Upon transferring the date of his athletic eligibility was contested because although by all accounts Kustok left Notre Dame on September 28, his transcripts were not registered an official date of October 21. This necessitated a request for court ordered emergency relief in the Cook County Circuit Court. He sought immediate eligibility which was denied. In mid-September the NCAA settled with Kustok and granted him eligibility for the October 2 game based on the September 28 date. Kustok made his debut after Northwestern fell behind Minnesota 14–0 in the game and head coach Randy Walker removed starter Nick Kreinbrink. The following week, he started against Indiana.

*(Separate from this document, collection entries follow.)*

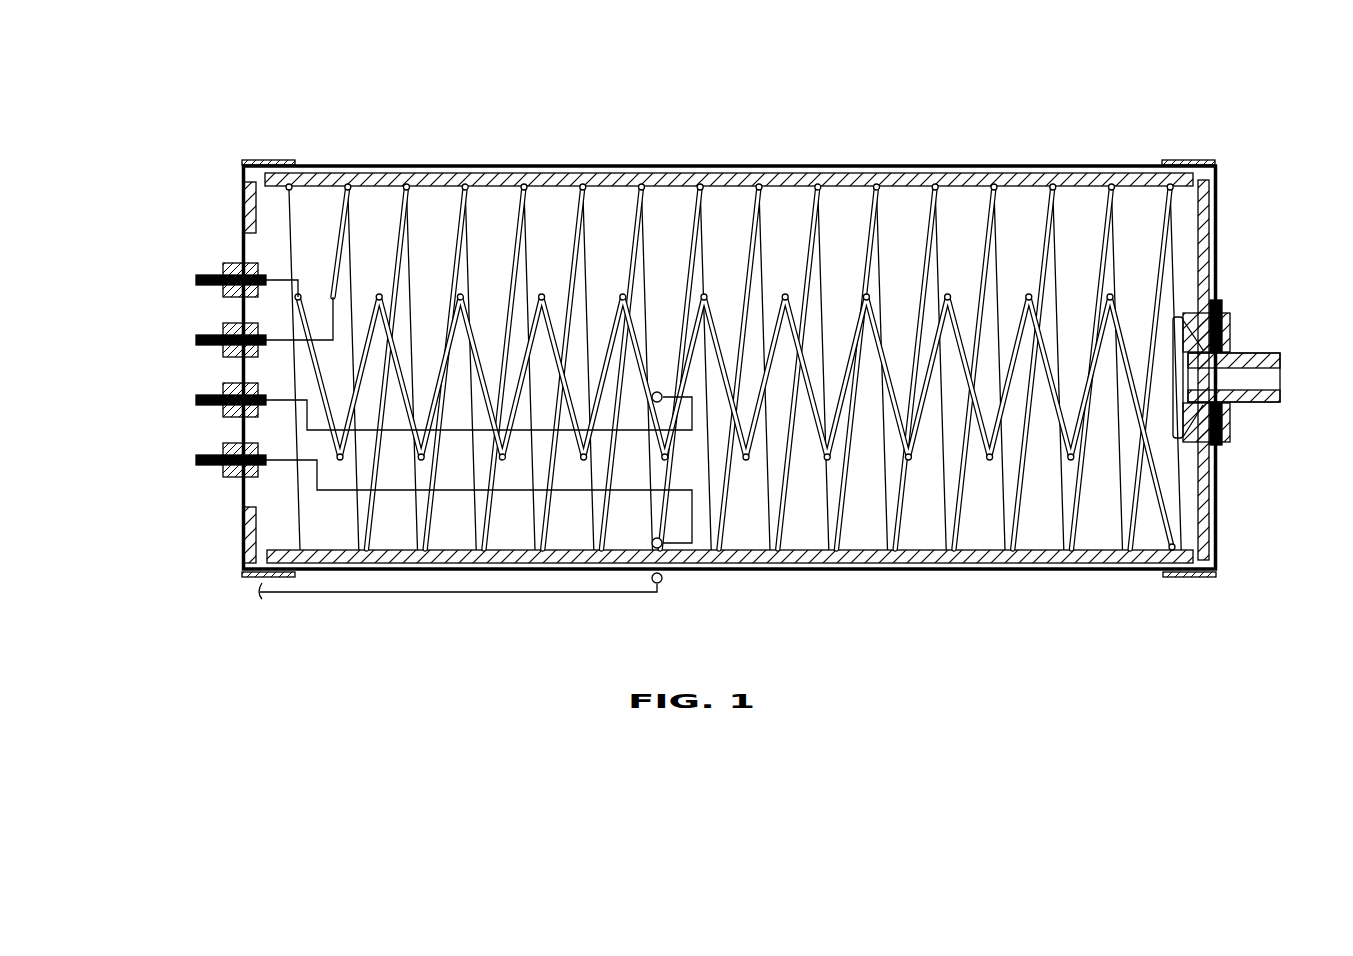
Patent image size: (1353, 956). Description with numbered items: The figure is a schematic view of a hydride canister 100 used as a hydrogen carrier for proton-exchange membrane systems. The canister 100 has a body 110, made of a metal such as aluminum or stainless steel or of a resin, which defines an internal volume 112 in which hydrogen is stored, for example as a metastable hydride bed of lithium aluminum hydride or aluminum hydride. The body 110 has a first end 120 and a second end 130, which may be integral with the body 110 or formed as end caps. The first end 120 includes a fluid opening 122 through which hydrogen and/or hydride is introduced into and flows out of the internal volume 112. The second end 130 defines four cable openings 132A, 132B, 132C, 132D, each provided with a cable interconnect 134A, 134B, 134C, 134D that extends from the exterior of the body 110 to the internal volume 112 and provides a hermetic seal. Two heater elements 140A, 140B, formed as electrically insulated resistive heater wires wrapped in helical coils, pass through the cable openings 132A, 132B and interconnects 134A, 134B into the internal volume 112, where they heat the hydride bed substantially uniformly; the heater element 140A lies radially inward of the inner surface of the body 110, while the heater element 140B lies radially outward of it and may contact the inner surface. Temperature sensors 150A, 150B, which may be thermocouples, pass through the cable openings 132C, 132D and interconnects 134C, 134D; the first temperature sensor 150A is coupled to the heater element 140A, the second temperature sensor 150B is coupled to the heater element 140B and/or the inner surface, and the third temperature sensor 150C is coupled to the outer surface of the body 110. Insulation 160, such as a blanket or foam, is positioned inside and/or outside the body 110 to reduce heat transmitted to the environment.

The canister 100 is at (250, 60).
The body 110 is at (430, 172).
The internal volume 112 is at (486, 202).
The first end 120 is at (1218, 208).
The fluid opening 122 is at (1248, 343).
The second end 130 is at (243, 200).
The cable opening 132A is at (193, 267).
The cable interconnect 134A is at (222, 266).
The cable opening 132B is at (210, 326).
The cable interconnect 134B is at (222, 324).
The cable opening 132C is at (390, 392).
The cable interconnect 134C is at (222, 383).
The cable opening 132D is at (390, 477).
The cable interconnect 134D is at (222, 441).
The first heater element 140A is at (718, 330).
The second heater element 140B is at (870, 277).
The first temperature sensor 150A is at (658, 391).
The second temperature sensor 150B is at (650, 546).
The third temperature sensor 150C is at (664, 581).
The insulation 160 is at (935, 565).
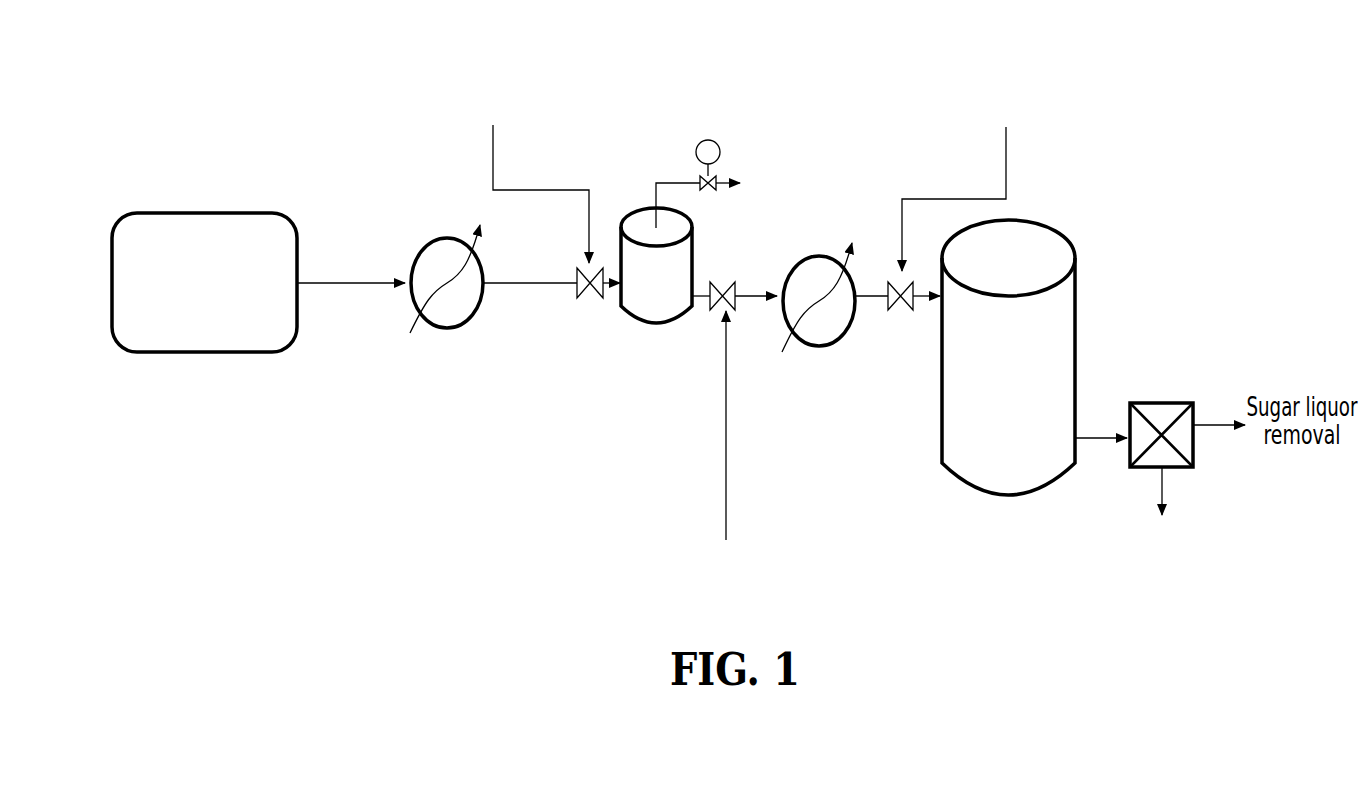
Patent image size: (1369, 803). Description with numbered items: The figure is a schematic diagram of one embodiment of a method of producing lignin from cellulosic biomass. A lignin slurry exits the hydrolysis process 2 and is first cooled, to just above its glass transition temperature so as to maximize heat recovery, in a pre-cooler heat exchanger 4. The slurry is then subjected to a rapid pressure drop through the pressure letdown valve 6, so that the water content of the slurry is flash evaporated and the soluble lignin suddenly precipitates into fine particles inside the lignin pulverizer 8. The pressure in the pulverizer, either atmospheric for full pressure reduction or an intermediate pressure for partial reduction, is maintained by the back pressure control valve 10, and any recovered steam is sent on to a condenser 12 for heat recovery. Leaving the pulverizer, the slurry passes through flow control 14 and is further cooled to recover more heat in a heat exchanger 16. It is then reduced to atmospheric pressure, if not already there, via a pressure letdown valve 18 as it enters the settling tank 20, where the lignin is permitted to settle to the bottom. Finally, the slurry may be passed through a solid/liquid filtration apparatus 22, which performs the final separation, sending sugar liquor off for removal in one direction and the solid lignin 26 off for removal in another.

The hydrolysis process 2 is at (210, 232).
The pre-cooler heat exchanger 4 is at (440, 330).
The pressure letdown valve 6 is at (487, 178).
The lignin pulverizer 8 is at (653, 318).
The back pressure control valve 10 is at (697, 135).
The condenser 12 is at (792, 168).
The flow control 14 is at (728, 457).
The heat exchanger 16 is at (820, 363).
The pressure letdown valve 18 is at (975, 164).
The settling tank 20 is at (1008, 392).
The solid/liquid filtration apparatus 22 is at (1165, 413).
The lignin 26 is at (1168, 543).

He was a 2001 finalist for the Johnny Unitas Golden Arm Award along with Joey Harrington, David Carr, Eric Crouch and Kurt Kittner. During that season as team co-captain and team MVP, he compiled a school-record and Big Ten-leading 3,272 yards of total offense, which ranked tenth in the nation. He was co-MVP of the 2000 Alamo Bowl along with Dan Alexander and Kyle Vanden Bosch of Nebraska.

Kustok graduated with the following Northwestern football records, many of which have been broken:
- single-season: total offense (3,272 in 2001; since broken by Mike Kafka in 2009), touchdown passes (20 in 2001, since broken by Brett Basanez in 2005), rush-pass plays (579 in 2001; since broken by Kafka), rushing touchdowns by a quarterback (11) and touchdowns responsible for (31 in 2001),
- career: consecutive games with a TD pass (24), consecutive passes without an interception (277), most 200-yard passing games (14, since broken by Brett Basanez in 2005), touchdowns responsible for (64), rushing yardage by a quarterback (1,294) and rushing touchdowns by a quarterback (22)

==Professional career==
Kustok was signed by the Miami Dolphins as an undrafted free agent on April 26, 2002 following the 2002 NFL draft. He was waived on August 26 during initial roster cuts. After spending the 2002 season out of football, Kustok signed with the Green Bay Packers on February 7, 2003. He was allocated to NFL Europe on February 14 to play for the Berlin Thunder, and returned to the Packers on March 25. He was waived on June 17. Kustok was signed by the Chicago Bears to a two-year contract on March 26, 2004. He was released on May 2.

==Personal life==
Kustok is the son of Allan and the late Anita Kustok, as well as the brother of YES sports reporter, Sarah Kustok. His wife Nicole (née Kuznia) was named Minnesota's 1999 Junior Miss and was also a cross country runner at Northwestern. In 2014, Zak graduated the University of Notre Dame with an M.B.A.

On September 29, 2010, Kustok's mother was shot and killed; his father Allan was accused of the homicide. Unlike his sister, Zak did not support his father at the trial. Allan was tried and convicted in February 2014; he was sentenced to 60 years in prison without eligibility for parole.